Curse of the Faceless Man was directed by the legendary B-moviemaker Edward L. Cahn (The She-Creature, Invisible Invaders, The Four Skulls of Jonathan Drake) from a script by the also-legendary screenwriter Jerome Bixby (It! The Terror from Beyond Space, The Lost Missile). It’s basically a retelling of any number of classic mummy stories, but with the Roman city of Pompeii subbing in for Egyptian pyramid tombs and the antagonist mummy swapped for what is essentially a statue-come-to-life. And any of the narrative that is not clear is explained by that staple of low-budget sci-fi/horror, the cost-cutting voiceover narrative (contributed by How to Make a Monster’s Morris Ankrum). Cheap and easy, and not terribly original, but full of fun thrills.

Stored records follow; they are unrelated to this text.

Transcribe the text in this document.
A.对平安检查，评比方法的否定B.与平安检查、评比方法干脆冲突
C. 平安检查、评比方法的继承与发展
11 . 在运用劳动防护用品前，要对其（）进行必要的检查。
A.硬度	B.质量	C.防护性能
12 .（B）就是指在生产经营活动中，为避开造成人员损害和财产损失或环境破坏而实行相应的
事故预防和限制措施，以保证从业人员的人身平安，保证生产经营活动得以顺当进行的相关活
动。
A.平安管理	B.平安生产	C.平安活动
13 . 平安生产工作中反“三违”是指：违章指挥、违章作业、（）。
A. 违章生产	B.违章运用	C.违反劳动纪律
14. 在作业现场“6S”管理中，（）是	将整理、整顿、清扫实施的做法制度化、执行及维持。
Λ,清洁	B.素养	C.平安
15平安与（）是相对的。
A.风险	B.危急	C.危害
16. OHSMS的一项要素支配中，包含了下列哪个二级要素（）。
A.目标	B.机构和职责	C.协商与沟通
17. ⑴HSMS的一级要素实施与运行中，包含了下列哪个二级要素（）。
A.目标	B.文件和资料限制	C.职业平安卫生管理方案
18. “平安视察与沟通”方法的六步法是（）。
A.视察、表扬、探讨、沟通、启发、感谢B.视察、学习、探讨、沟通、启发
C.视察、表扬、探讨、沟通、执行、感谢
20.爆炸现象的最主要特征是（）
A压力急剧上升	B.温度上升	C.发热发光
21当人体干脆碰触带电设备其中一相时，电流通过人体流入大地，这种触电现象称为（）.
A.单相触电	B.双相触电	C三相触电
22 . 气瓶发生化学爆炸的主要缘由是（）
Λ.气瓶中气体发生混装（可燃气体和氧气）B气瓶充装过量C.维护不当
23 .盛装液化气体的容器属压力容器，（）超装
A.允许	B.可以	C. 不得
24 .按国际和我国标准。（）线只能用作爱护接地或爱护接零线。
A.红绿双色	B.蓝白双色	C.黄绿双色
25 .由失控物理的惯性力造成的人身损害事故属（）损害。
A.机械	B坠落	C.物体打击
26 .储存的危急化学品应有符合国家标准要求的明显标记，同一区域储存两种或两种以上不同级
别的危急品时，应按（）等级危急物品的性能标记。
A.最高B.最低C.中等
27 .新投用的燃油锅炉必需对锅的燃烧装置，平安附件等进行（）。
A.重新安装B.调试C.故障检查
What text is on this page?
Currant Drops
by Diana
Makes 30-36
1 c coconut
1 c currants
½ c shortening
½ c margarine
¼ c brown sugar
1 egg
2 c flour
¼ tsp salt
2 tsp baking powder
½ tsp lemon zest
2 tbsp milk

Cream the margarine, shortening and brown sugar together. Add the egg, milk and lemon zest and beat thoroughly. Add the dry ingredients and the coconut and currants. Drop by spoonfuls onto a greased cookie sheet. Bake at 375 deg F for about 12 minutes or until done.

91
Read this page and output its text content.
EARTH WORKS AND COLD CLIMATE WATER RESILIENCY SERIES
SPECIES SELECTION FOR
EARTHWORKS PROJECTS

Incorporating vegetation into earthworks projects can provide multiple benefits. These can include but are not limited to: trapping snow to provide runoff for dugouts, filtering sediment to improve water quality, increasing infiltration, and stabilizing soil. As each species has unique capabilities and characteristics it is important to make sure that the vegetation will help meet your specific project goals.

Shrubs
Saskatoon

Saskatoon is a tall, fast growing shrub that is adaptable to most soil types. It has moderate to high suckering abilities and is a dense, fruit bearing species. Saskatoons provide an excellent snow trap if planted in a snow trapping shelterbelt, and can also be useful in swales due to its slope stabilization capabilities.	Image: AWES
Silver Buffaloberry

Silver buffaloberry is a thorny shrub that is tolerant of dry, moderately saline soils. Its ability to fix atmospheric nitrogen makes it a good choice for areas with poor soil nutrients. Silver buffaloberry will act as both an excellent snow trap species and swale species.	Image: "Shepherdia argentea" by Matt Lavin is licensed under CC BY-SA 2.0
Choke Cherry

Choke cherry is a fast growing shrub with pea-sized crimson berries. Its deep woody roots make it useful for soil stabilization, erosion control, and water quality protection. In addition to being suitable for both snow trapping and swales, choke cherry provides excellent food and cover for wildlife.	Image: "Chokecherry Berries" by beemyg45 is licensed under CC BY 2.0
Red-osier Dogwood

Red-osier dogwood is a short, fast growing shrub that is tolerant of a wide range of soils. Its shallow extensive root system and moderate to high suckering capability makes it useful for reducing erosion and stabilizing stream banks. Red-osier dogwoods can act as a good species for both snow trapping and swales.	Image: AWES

Visually, Curse of the Faceless Man is pretty much a knockoff of Universal’s The Mummy. It was shot by cinematographer Kenneth Peach (who would move on to shoot legendary television sitcoms like “Rhoda” and “Taxi”), who manages to make the stark light of day and the brightly lit interior scenes look spooky and foreboding. Quintillus’ costume suit, which was designed by Charles Gemora (The Naked Jungle, The War of the Worlds), resembles a mummy, and Bob Bryant’s performance as the stone man mimics Boris Karloff’s stiff and shuffling portrayal. Curse of the Faceless Man is not exactly a mummy movie, but it’s not for lack of trying.
The score for Curse of the Faceless Man was composed by Gerald Fried (Killer’s Kiss, I Bury the Living), and it is best described as delightfully over-the-top. It’s full of blaring horns and crashing cymbals during the more dramatic sections, yet it calms down with flute and recorder themes when it’s trying to sound “Pompeiian.” Much of the time, the soundtrack functions as punctuation for the events in the movie, such as when a huge orchestral punch is heard after the stone man attacks a delivery driver and causes his truck to crash. It’s not the type of score that can exist outside of the movie, and at times, it even sounds generic enough to exist in any other movie as well, but the music in Curse of the Faceless Man Is energetic and bombastic enough to be its own fun aspect of the film.
Since Curse of the Faceless Man was initially shown as a double feature with the more superior Cahn/Bixby collaboration It! The Terror From Beyond Space, it has been relegated to being known as “the other movie” on the bill. But there are worse fates for movies; it could have ended up being as forgotten as Pomeii.